ROC curve aims to compare the sensitivity and specificity across a range of values for the predictive ability of supervised machine learning methods, and AUC means overall accuracies in distinguishing data samples (Florkowski, 2008). As for confusion matrix, it is a table that shows the classification results based on the true class and predicted class (Tang et al., 2021). Therefore, in this study, we plotted both ROC curve and confusion matrix for the optimal prediction model CNN. As for the ROC curve, the x-axis represents the specificity (false positive rate, FPR) while the y-axis represents the sensitivity (true positive rate, TPR). According to Figure 4A, it could be seen that the AUC value was 1.00, which indicated that the CNN model had very high specificity and sensitivity. The confusion matrix showed the specific performance of the model on the test set data (Figure 4B), It could be seen that the prediction accuracy of CNN models was 100% for Shigella spp., and 99% for E. coli, while 1% of the E. coli spectra was misidentified as Shigella spp., indicating that these spectra could be accurately assigned to the correct species with very low error rate.

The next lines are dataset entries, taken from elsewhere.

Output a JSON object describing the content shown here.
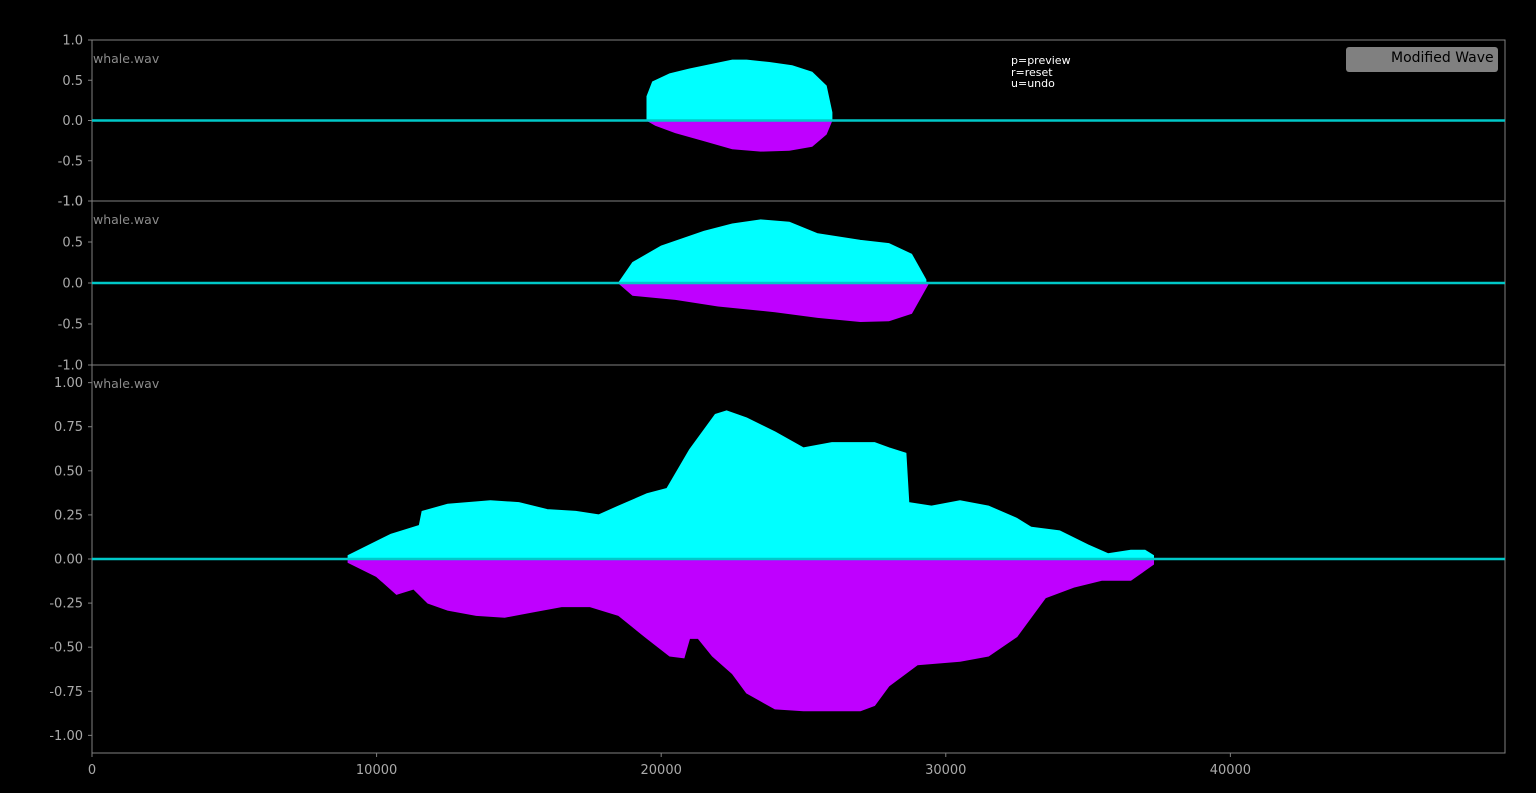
{
  "annotation": [
    "p=preview",
    "r=reset",
    "u=undo"
  ],
  "legend": {
    "label": "Modified Wave"
  },
  "colors": {
    "background": "#000000",
    "positive": "#00ffff",
    "negative": "#bf00ff",
    "baseline": "#00c8c8",
    "axis": "#808080",
    "tick_text": "#aaaaaa",
    "legend_bg": "#808080"
  },
  "chart_data": [
    {
      "type": "area",
      "title": "whale.wav",
      "ylim": [
        -1.0,
        1.0
      ],
      "yticks": [
        "1.0",
        "0.5",
        "0.0",
        "-0.5",
        "-1.0"
      ],
      "xlim": [
        0,
        49650
      ],
      "series": [
        {
          "x": [
            19500,
            19700,
            20300,
            21000,
            21800,
            22500,
            23000,
            23800,
            24600,
            25300,
            25800,
            26000
          ],
          "values": [
            0.3,
            0.48,
            0.58,
            0.64,
            0.7,
            0.75,
            0.75,
            0.72,
            0.68,
            0.6,
            0.43,
            0.1
          ]
        },
        {
          "x": [
            19500,
            19800,
            20500,
            21500,
            22500,
            23500,
            24500,
            25300,
            25800,
            26000
          ],
          "values": [
            0.0,
            -0.06,
            -0.15,
            -0.25,
            -0.35,
            -0.38,
            -0.37,
            -0.32,
            -0.17,
            0.0
          ]
        }
      ]
    },
    {
      "type": "area",
      "title": "whale.wav",
      "ylim": [
        -1.0,
        1.0
      ],
      "yticks": [
        "1.0",
        "0.5",
        "0.0",
        "-0.5",
        "-1.0"
      ],
      "xlim": [
        0,
        49650
      ],
      "series": [
        {
          "x": [
            18500,
            19000,
            20000,
            21500,
            22500,
            23500,
            24500,
            25500,
            27000,
            28000,
            28800,
            29300
          ],
          "values": [
            0.0,
            0.25,
            0.45,
            0.63,
            0.72,
            0.77,
            0.74,
            0.6,
            0.52,
            0.48,
            0.35,
            0.04
          ]
        },
        {
          "x": [
            18500,
            19000,
            20500,
            22000,
            24000,
            25500,
            27000,
            28000,
            28800,
            29400
          ],
          "values": [
            0.0,
            -0.15,
            -0.2,
            -0.28,
            -0.35,
            -0.42,
            -0.47,
            -0.46,
            -0.37,
            0.0
          ]
        }
      ]
    },
    {
      "type": "area",
      "title": "whale.wav",
      "ylim": [
        -1.1,
        1.1
      ],
      "yticks": [
        "1.00",
        "0.75",
        "0.50",
        "0.25",
        "0.00",
        "-0.25",
        "-0.50",
        "-0.75",
        "-1.00"
      ],
      "xlim": [
        0,
        49650
      ],
      "xticks": [
        "0",
        "10000",
        "20000",
        "30000",
        "40000"
      ],
      "series": [
        {
          "x": [
            9000,
            10500,
            11500,
            11600,
            12500,
            14000,
            15000,
            16000,
            17000,
            17800,
            18500,
            19500,
            20200,
            21000,
            21900,
            22300,
            23000,
            24000,
            25000,
            26000,
            27500,
            28000,
            28600,
            28700,
            29500,
            30500,
            31500,
            32500,
            33000,
            34000,
            35000,
            35700,
            36500,
            37000,
            37300
          ],
          "values": [
            0.02,
            0.14,
            0.19,
            0.27,
            0.31,
            0.33,
            0.32,
            0.28,
            0.27,
            0.25,
            0.3,
            0.37,
            0.4,
            0.62,
            0.82,
            0.84,
            0.8,
            0.72,
            0.63,
            0.66,
            0.66,
            0.63,
            0.6,
            0.32,
            0.3,
            0.33,
            0.3,
            0.23,
            0.18,
            0.16,
            0.08,
            0.03,
            0.05,
            0.05,
            0.02
          ]
        },
        {
          "x": [
            9000,
            10000,
            10700,
            11300,
            11800,
            12500,
            13500,
            14500,
            15500,
            16500,
            17500,
            18500,
            19500,
            20300,
            20800,
            21000,
            21300,
            21800,
            22500,
            23000,
            24000,
            25000,
            26000,
            27000,
            27500,
            28000,
            29000,
            30500,
            31500,
            32500,
            33500,
            34500,
            35500,
            36500,
            37300
          ],
          "values": [
            -0.02,
            -0.1,
            -0.2,
            -0.17,
            -0.25,
            -0.29,
            -0.32,
            -0.33,
            -0.3,
            -0.27,
            -0.27,
            -0.32,
            -0.45,
            -0.55,
            -0.56,
            -0.45,
            -0.45,
            -0.55,
            -0.65,
            -0.76,
            -0.85,
            -0.86,
            -0.86,
            -0.86,
            -0.83,
            -0.72,
            -0.6,
            -0.58,
            -0.55,
            -0.44,
            -0.22,
            -0.16,
            -0.12,
            -0.12,
            -0.03
          ]
        }
      ]
    }
  ]
}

In order to observe the distributions of the CNN model in the SERS spectra of different bacterial genera, we used the Grad-CAM algorithm to analyze the full spectral data. It could be seen that the heatmap distribution of the raw spectra data was determined by the intensity of characteristic peaks, that is, high intensity region appeared in red and low intensity region appeared in white (Figure 5A). As for the spectral data output by the CNN model, they were not classified according to the characteristic peaks as previously inferred. Instead, according to the results, there were obvious differences in the weight distribution between the spectra of the two bacterial genera (Figure 5B). In order to better interpret the result, we arbitrarily divided the heatmap into three regions. In the first region of the spectra, the CNN model assigned more attention in the range of 756-754 cm⁻¹ in E. coil, while more attention was distributed in the range of 688-721 cm⁻¹ for the SERS spectra of Shigella spp. In the second region, where the spectral intensity was intermediate, the model did not pay much attention to E. coli in this area, while for Shigella spp., the attention of CNN model mainly focused on around the characteristic peak at 994–1000 cm⁻¹. In the third region of the spectra, the model focused on the Raman shifts at 1484–1542 cm⁻¹ for E. coil, but for Shigella, the model assigned more weights on the end of the spectrum from 1764 cm⁻¹ to 1776 cm⁻¹. To further demonstrate how the CNN model classified Shigella spp., and E. coil, we used TSNE to show the extraction results of spectral features by the model. It could be seen that the two bacterial groups were divided into two well-separated clusters, and according the label display, it can be judged that the model can distinguish the two bacteria well (Figure 5C). In sum, Grad-CAM analysis confirmed the reliability of the CNN model, indicating that it had the ability to accurately identify Shigella spp., from E. coil.